I want to answer this question:
Let $R$ be a ring (with $1$), and let $H$ be the cyclic subgroup of $(R,+)$ generated by $1.$ The characteristic of $R$ is $n$ if $H\cong \mathbb{Z}_{n},$ and is $0$ if $H \cong \mathbb{Z}.$\ (a) Show that, if $a \in R$ has additive order $m,$ then $m$ divides the characteristic of $R.$
My question is:
I get this hint to answer it: If $H \cong \mathbb{Z}$, this is obvious (why?). So assume $H\cong \mathbb{Z}_{n}$ for some $n$. Remind yourself that $(R,+)$ is an abelian group. Use the following fact from elementary group theory.
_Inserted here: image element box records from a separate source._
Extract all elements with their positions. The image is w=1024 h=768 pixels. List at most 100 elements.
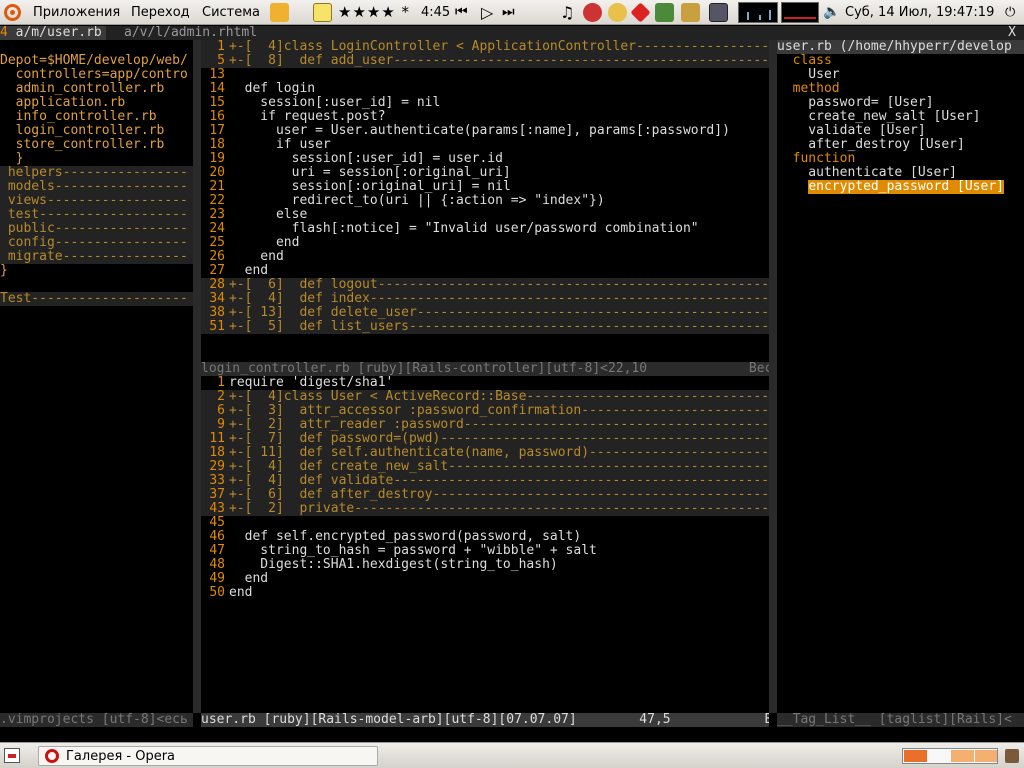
fold-line[interactable]: 43 +-[ 2] private------------------------… xyxy=(201,502,769,516)
editor-login-controller[interactable]: 1 +-[ 4]class LoginController < Applicati… xyxy=(201,40,769,362)
code-line[interactable]: 49 end xyxy=(201,572,769,586)
notes-icon[interactable] xyxy=(313,3,332,22)
code-line[interactable]: 22 redirect_to(uri || {:action => "index… xyxy=(201,194,769,208)
project-entry[interactable]: store_controller.rb xyxy=(0,138,193,152)
project-fold[interactable]: views------------------ xyxy=(0,194,193,208)
fold-line[interactable]: 9 +-[ 2] attr_reader :password-----------… xyxy=(201,418,769,432)
project-entry[interactable] xyxy=(0,278,193,292)
menu-system[interactable]: Система xyxy=(202,0,260,25)
tag-item-selected[interactable]: encrypted_password [User] xyxy=(777,180,1024,194)
screen-icon[interactable] xyxy=(709,3,728,22)
fold-line[interactable]: 29 +-[ 4] def create_new_salt------------… xyxy=(201,460,769,474)
code-line[interactable]: 27 end xyxy=(201,264,769,278)
user-icon[interactable] xyxy=(608,3,627,22)
power-icon[interactable]: ⏻ xyxy=(1005,0,1015,25)
taglist-pane[interactable]: class User method password= [User] creat… xyxy=(777,54,1024,712)
project-entry[interactable] xyxy=(0,40,193,54)
fold-line[interactable]: 11 +-[ 7] def password=(pwd)-------------… xyxy=(201,432,769,446)
fold-line[interactable]: 1 +-[ 4]class LoginController < Applicati… xyxy=(201,40,769,54)
project-fold[interactable]: test------------------- xyxy=(0,208,193,222)
project-fold[interactable]: Test-------------------- xyxy=(0,292,193,306)
tab-admin-rhtml[interactable]: a/v/l/admin.rhtml xyxy=(124,26,257,40)
project-entry[interactable]: Depot=$HOME/develop/web/ xyxy=(0,54,193,68)
package-icon[interactable] xyxy=(655,3,674,22)
code-line[interactable]: 26 end xyxy=(201,250,769,264)
project-entry[interactable]: login_controller.rb xyxy=(0,124,193,138)
window-separator[interactable] xyxy=(769,40,777,713)
ubuntu-logo-icon[interactable] xyxy=(4,4,21,21)
project-fold[interactable]: helpers---------------- xyxy=(0,166,193,180)
tag-kind[interactable]: method xyxy=(777,82,1024,96)
trash-icon[interactable] xyxy=(1005,749,1019,763)
fold-line[interactable]: 2 +-[ 4]class User < ActiveRecord::Base--… xyxy=(201,390,769,404)
ruby-icon[interactable] xyxy=(630,2,651,23)
tag-item[interactable]: after_destroy [User] xyxy=(777,138,1024,152)
map-icon[interactable] xyxy=(681,3,700,22)
code-line[interactable]: 24 flash[:notice] = "Invalid user/passwo… xyxy=(201,222,769,236)
code-line[interactable]: 45 xyxy=(201,516,769,530)
fold-line[interactable]: 38 +-[ 13] def delete_user---------------… xyxy=(201,306,769,320)
no-entry-icon[interactable] xyxy=(583,3,602,22)
tag-item[interactable]: validate [User] xyxy=(777,124,1024,138)
code-line[interactable]: 21 session[:original_uri] = nil xyxy=(201,180,769,194)
code-line[interactable]: 1 require 'digest/sha1' xyxy=(201,376,769,390)
code-line[interactable]: 19 session[:user_id] = user.id xyxy=(201,152,769,166)
launcher-icon[interactable] xyxy=(270,3,289,22)
show-desktop-icon[interactable] xyxy=(4,748,20,763)
tag-item[interactable]: User xyxy=(777,68,1024,82)
workspace-switcher[interactable] xyxy=(902,748,998,764)
tag-item[interactable]: password= [User] xyxy=(777,96,1024,110)
music-icon[interactable]: ♫ xyxy=(560,0,574,25)
close-tab-button[interactable]: X xyxy=(1008,26,1016,40)
code-line[interactable]: 48 Digest::SHA1.hexdigest(string_to_hash… xyxy=(201,558,769,572)
tag-kind[interactable]: function xyxy=(777,152,1024,166)
cpu-monitor[interactable] xyxy=(738,2,778,23)
editor-user-model[interactable]: 1 require 'digest/sha1' 2 +-[ 4]class User … xyxy=(201,376,769,712)
fold-line[interactable]: 6 +-[ 3] attr_accessor :password_confirma… xyxy=(201,404,769,418)
tag-kind[interactable]: class xyxy=(777,54,1024,68)
project-fold[interactable]: config----------------- xyxy=(0,236,193,250)
clock[interactable]: Суб, 14 Июл, 19:47:19 xyxy=(845,0,994,25)
code-line[interactable]: 14 def login xyxy=(201,82,769,96)
project-pane[interactable]: Depot=$HOME/develop/web/ controllers=app… xyxy=(0,40,193,713)
window-separator[interactable] xyxy=(193,40,201,713)
code-line[interactable]: 47 string_to_hash = password + "wibble" … xyxy=(201,544,769,558)
project-entry[interactable]: admin_controller.rb xyxy=(0,82,193,96)
rating-stars[interactable]: ★★★★ * xyxy=(338,0,410,25)
task-opera[interactable]: Галерея - Opera xyxy=(38,746,378,766)
tag-item[interactable]: authenticate [User] xyxy=(777,166,1024,180)
code-line[interactable]: 18 if user xyxy=(201,138,769,152)
tag-item[interactable]: create_new_salt [User] xyxy=(777,110,1024,124)
code-line[interactable]: 15 session[:user_id] = nil xyxy=(201,96,769,110)
next-track-icon[interactable]: ⏭ xyxy=(502,0,515,25)
code-line[interactable]: 25 end xyxy=(201,236,769,250)
code-line[interactable]: 23 else xyxy=(201,208,769,222)
project-entry[interactable]: info_controller.rb xyxy=(0,110,193,124)
fold-line[interactable]: 34 +-[ 4] def index----------------------… xyxy=(201,292,769,306)
fold-line[interactable]: 5 +-[ 8] def add_user--------------------… xyxy=(201,54,769,68)
project-fold[interactable]: migrate---------------- xyxy=(0,250,193,264)
fold-line[interactable]: 51 +-[ 5] def list_users-----------------… xyxy=(201,320,769,334)
fold-line[interactable]: 33 +-[ 4] def validate-------------------… xyxy=(201,474,769,488)
volume-icon[interactable]: 🔈 xyxy=(823,0,840,25)
project-entry[interactable]: application.rb xyxy=(0,96,193,110)
fold-line[interactable]: 28 +-[ 6] def logout---------------------… xyxy=(201,278,769,292)
project-entry[interactable]: } xyxy=(0,264,193,278)
code-line[interactable]: 20 uri = session[:original_uri] xyxy=(201,166,769,180)
play-icon[interactable]: ▷ xyxy=(481,0,493,25)
code-line[interactable]: 16 if request.post? xyxy=(201,110,769,124)
vim-command-line[interactable] xyxy=(0,727,1024,742)
prev-track-icon[interactable]: ⏮ xyxy=(455,0,468,25)
menu-places[interactable]: Переход xyxy=(131,0,190,25)
code-line[interactable]: 13 xyxy=(201,68,769,82)
tab-user-rb[interactable]: 4 a/m/user.rb xyxy=(0,26,106,40)
code-line[interactable]: 50 end xyxy=(201,586,769,600)
project-entry[interactable]: controllers=app/contro xyxy=(0,68,193,82)
memory-monitor[interactable] xyxy=(781,2,819,23)
project-fold[interactable]: public----------------- xyxy=(0,222,193,236)
code-line[interactable]: 17 user = User.authenticate(params[:name… xyxy=(201,124,769,138)
fold-line[interactable]: 37 +-[ 6] def after_destroy--------------… xyxy=(201,488,769,502)
fold-line[interactable]: 18 +-[ 11] def self.authenticate(name, pa… xyxy=(201,446,769,460)
project-fold[interactable]: models----------------- xyxy=(0,180,193,194)
code-line[interactable]: 46 def self.encrypted_password(password,… xyxy=(201,530,769,544)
Lemma: Suppose that $G $is a group with identity $e$, and $x$ in $G$ has finite order t. If $x^s=e$ for some integer $s$, then $t$ divides $s$.
But I do not understand how this hint will lead me to prove that $m$ divides the characteristic of $R.$ could anyone help me in answering this question, please?
Case 1: The characteristic of $R$ is $0$.
Clearly, $m$ divides $0$ so this is obvious.
Case 2: The characteristic of $R$ is $n$ where $n\neq 0$.
Note that $$na=n(1a)=(n1)a=0a=0.$$ Since $m$ is the additive order of $a$, by the Lemma you stated, $m$ must divides $n$.